Almanya’da yaşayan sanatçılar

BERLİN
ÇARŞAMBA akşamı Almanya’da yaşayan sanatçılarla birlikte akşam yemeği yedik.

Haberin Devamı

Kültür ve Turizm Bakanı Ertuğrul Günay, Türkiye’nin Berlin Büyükelçisi Ahmet Acet ve Milliyet Gazetesi Başyazarı Güneri Civaoğlu da bu yemekteydiler.
Her zaman hepimizin söylediği, anımsattığı bir gerçek vardır: gittiğimiz yerde gettolaşmamak, bir getto oluşturmamak.
Yıllar önce Almanya’ya giden ilk kuşak var olmak, yabancı bir toplumda yaşayabilmek için bunu yapmak zorundaydılar.
Burada yurtdışı görevde bulunan kültür ve turizm ataşelerine düşen görevden söz etmeliyim.
Onların birinci işlevleri önce geldikleri ülkenin sanatını, edebiyatını, sanatçısını, edebiyatçısını tanıtmak, ikincisi o ülkede yaşayan sanatçı ve edebiyatçılarla bağlantı kurmak, çalışmalarının yaygınlaşmasını sağlamak, atandıkları ülke ile kendi ülkeleri arasında sanatsal, edebi ve kültürel bağlar kurmaktır.
Berlin Kültür ve Turizm Ataşesi Gözde Şahin bunu gerçekleştiren görevlilerden biri.
Buradaki etkinlikleri yakından izliyor.
Sanatımızı ve adımızı burada tanıtanları, yüceltenleri bir yemekte toplayarak Gözde Şahin sözünü ettiğim anlayışa uygun davrandığını da göstermiş oldu.
* * *
YEMEKTE tanıştığımız yazar ve sanatçılar, bu ülkede yaptıklarını anlattılar bizlere.
Çalışmaları yalnız Türkler ya da Almanlar için değil, hepsi de çağdaş bir çokkültürlülüğü temsil ediyor.
Sadece Almanya’yı değil, Batı’yı da biliyorlar, Türk’ü, Türkiye’yi de unutmuyorlar.
Edebiyattan tiyatroya, sinemadan müziğe kadar uzanan geniş alanda başarılarını kanıtlıyorlar.

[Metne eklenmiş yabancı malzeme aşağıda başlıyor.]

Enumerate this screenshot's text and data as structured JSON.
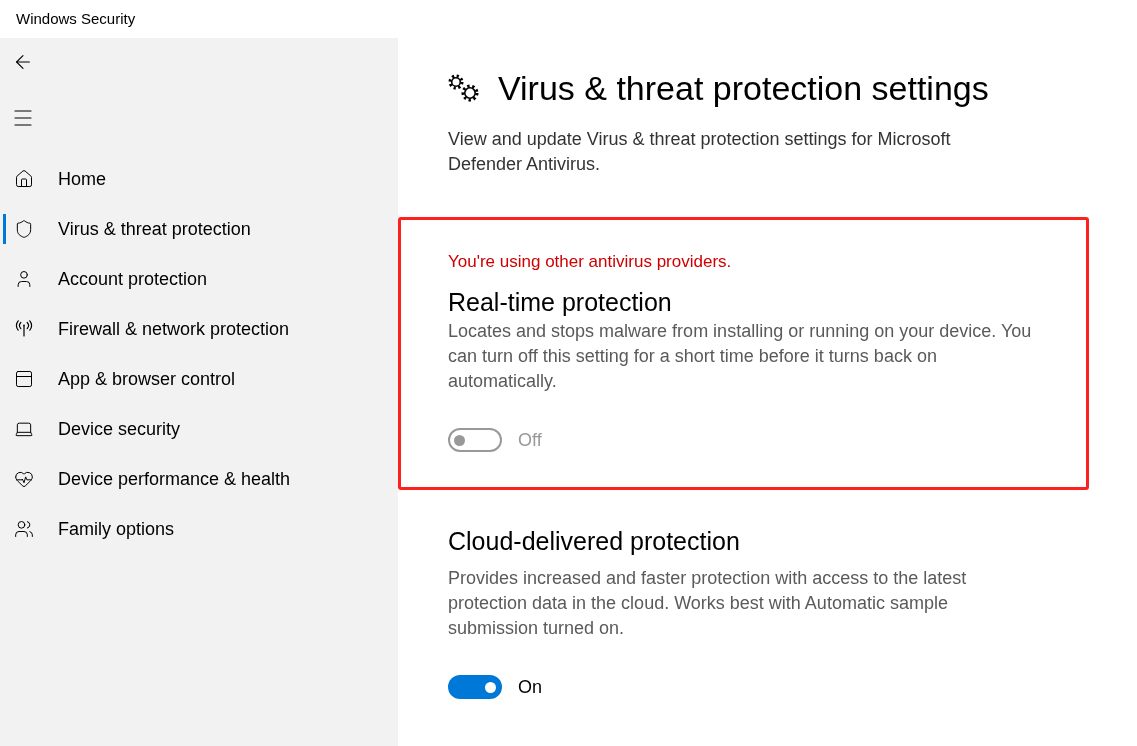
{
  "window": {
    "title": "Windows Security"
  },
  "sidebar": {
    "items": [
      {
        "label": "Home",
        "selected": false
      },
      {
        "label": "Virus & threat protection",
        "selected": true
      },
      {
        "label": "Account protection",
        "selected": false
      },
      {
        "label": "Firewall & network protection",
        "selected": false
      },
      {
        "label": "App & browser control",
        "selected": false
      },
      {
        "label": "Device security",
        "selected": false
      },
      {
        "label": "Device performance & health",
        "selected": false
      },
      {
        "label": "Family options",
        "selected": false
      }
    ]
  },
  "page": {
    "title": "Virus & threat protection settings",
    "description": "View and update Virus & threat protection settings for Microsoft Defender Antivirus."
  },
  "settings": [
    {
      "highlighted": true,
      "warning": "You're using other antivirus providers.",
      "title": "Real-time protection",
      "description": "Locates and stops malware from installing or running on your device. You can turn off this setting for a short time before it turns back on automatically.",
      "toggle": {
        "on": false,
        "disabled": true,
        "label": "Off"
      }
    },
    {
      "highlighted": false,
      "title": "Cloud-delivered protection",
      "description": "Provides increased and faster protection with access to the latest protection data in the cloud. Works best with Automatic sample submission turned on.",
      "toggle": {
        "on": true,
        "disabled": false,
        "label": "On"
      }
    }
  ]
}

İstanbul’da seyrettiğimiz, gördüğümüz filmlerin, tiyatroların ardında onların emekleri, yaratıcılıkları var.
Yazdıkları kitaplar, yönettikleri tiyatrolar okur ve seyirci topluyor.
Geçen yıllardaki eleştirilerimi tekrarlayacağım; onları tanımak, daha iyi anlamak için hiçbir çaba göstermiyoruz.

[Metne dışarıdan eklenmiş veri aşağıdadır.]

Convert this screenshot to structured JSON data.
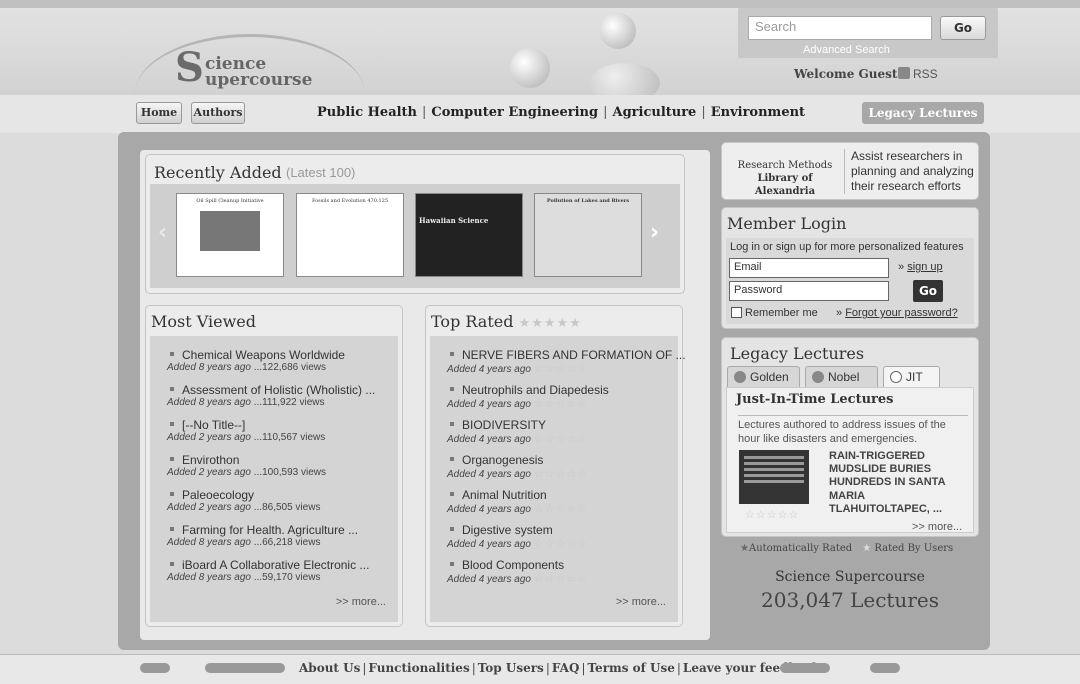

Bu olaylar, çalışmalar, başarılar Almanya’dan Türkiye’ye iletilmiyor.
Sık sık kültür politikası deyimini kullanırız, bugün bu deyimi daha değişik biçimde algılamak gerekiyor.
Devlet, hükümet bu çalışmaları maddeten desteklemeli, bizim dışa açılmamız için uygulanması zorunlu bir politikadır bu.
Onları tek başına bırakamayız/bırakmamalıyız.
Yemekte yanımda oturan Hatice Akyün’ün iki kitabı yayımlanmış.
Birkaç kez Türkiye’ye gelmiş, okumalar gerçekleştirmiş. Ancak eserleri henüz Türkçeye çevrilmedi.
Adı Ali zum Dessert (Tatlı Ali olarak çevirebiliriz). Kitabın satışı yüz binleri aşmış. Peki biliyor muyuz?
* * *
MUTLU bir gece geçirdim.
Sanırım bu konuya yeniden dönmem gerekecek.